Their courage is found in their willingness to continue, to endure and to persevere. Every day is a chance for improvement in Afghanistan and also a chance for another soldier to lose their life.
Cowardice is also on display here in a striking way. There is armed resistance in Afghanistan. Some people would prefer for all foreign soldiers to leave. This may even be the very best thing. Yet to deceive someone, receive help from them and then murder them is sheer cowardice.
What do Christians make of these things? How can we respond in a way which honours God and dignifies people?
On one hand, we can grieve with those who grieve. Help should be offered to the family of the dead soldier in the UK. Christians should share in the outrage against such cowardice.

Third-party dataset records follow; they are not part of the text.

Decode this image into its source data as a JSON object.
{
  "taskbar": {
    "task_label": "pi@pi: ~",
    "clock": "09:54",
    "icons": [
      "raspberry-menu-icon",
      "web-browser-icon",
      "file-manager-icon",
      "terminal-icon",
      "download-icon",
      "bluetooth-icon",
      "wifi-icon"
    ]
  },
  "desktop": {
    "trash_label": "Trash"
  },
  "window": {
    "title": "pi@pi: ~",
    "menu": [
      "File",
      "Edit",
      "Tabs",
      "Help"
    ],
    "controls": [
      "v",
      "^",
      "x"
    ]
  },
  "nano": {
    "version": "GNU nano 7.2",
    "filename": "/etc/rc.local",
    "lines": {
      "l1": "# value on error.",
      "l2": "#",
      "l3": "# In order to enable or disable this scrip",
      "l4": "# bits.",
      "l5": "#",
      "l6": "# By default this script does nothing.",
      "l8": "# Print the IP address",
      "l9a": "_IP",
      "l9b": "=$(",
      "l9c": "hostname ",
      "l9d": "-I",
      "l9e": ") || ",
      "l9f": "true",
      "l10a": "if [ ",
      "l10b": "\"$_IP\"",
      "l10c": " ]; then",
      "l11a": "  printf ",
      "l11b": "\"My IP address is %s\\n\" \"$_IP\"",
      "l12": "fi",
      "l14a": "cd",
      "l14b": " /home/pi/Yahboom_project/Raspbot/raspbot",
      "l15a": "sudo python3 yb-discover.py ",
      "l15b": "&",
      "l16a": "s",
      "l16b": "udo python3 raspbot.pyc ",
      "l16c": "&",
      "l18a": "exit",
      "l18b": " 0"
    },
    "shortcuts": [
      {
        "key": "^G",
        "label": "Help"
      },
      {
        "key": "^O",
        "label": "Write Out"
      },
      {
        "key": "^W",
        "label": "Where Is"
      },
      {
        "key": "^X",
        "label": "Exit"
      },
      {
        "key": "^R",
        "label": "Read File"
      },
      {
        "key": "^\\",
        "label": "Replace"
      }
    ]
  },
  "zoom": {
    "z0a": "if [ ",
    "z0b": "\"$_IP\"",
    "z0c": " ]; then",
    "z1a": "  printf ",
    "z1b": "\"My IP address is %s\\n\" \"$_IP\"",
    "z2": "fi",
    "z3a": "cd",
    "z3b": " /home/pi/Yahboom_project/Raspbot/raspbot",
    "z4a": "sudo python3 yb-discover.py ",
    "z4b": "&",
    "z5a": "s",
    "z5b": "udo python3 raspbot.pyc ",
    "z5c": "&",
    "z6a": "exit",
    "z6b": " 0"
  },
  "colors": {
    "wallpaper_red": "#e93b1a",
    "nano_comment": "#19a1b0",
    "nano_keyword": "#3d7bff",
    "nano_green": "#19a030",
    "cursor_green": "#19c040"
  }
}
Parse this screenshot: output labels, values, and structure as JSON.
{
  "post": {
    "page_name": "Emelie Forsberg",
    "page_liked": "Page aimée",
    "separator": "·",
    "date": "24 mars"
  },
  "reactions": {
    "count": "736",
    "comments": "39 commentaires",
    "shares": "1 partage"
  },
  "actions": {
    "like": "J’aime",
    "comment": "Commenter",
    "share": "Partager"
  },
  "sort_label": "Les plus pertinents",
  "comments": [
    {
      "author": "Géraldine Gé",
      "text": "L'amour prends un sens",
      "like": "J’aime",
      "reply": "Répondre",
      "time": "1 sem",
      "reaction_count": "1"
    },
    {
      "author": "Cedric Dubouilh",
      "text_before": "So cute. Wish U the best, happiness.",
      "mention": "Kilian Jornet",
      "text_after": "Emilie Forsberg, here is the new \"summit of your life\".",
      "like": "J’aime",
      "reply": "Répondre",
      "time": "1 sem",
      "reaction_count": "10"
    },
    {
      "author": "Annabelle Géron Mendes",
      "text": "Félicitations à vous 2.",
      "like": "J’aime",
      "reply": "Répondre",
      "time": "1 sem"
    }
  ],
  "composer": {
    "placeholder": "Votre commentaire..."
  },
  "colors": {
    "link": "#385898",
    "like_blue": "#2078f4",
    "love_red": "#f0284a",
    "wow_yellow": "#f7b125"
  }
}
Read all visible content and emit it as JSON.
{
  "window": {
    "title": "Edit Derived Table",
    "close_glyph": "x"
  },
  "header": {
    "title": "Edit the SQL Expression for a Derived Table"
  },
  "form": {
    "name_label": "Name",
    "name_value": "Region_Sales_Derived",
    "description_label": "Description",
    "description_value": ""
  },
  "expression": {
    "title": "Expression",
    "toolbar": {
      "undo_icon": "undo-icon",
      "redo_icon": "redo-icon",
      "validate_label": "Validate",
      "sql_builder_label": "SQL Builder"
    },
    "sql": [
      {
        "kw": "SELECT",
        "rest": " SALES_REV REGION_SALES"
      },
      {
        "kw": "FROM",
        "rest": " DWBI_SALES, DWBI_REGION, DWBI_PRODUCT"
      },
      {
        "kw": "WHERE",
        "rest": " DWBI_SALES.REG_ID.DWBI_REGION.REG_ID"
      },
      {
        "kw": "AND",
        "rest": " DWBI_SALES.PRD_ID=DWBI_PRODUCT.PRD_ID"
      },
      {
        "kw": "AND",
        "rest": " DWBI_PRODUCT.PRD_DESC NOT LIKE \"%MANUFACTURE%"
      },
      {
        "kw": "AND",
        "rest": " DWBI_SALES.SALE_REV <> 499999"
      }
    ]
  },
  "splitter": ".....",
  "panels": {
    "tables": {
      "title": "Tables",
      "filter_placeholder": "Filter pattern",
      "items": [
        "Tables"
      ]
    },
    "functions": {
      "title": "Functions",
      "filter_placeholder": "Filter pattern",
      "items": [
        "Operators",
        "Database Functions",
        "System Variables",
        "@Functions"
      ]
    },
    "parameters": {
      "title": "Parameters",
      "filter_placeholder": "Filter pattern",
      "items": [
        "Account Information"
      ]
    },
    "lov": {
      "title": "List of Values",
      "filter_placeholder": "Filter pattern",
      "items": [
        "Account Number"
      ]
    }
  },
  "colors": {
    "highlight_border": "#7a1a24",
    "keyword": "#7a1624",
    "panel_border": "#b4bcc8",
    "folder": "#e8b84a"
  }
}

On the other hand, our care for the people of Afghanistan should prompt us to think seriously about the mission in that country. I do not mean that we should undermine the role of our government as it tries to find the best way forward. By all means, support the international community as they work in Afghanistan. Yet there must be a realisation among Christians that Afghanistan needs Jesus Christ and the Gospel far more than it needs its own army, a clearly defined border or the removal of the Taliban and Al-Qaeda. Real transformation in nations happens through the grace of God.
Christians should perhaps be challenged to be more courageous in our giving, our vocal support, our praying and in our going to places where the Gospel is so desperately needed.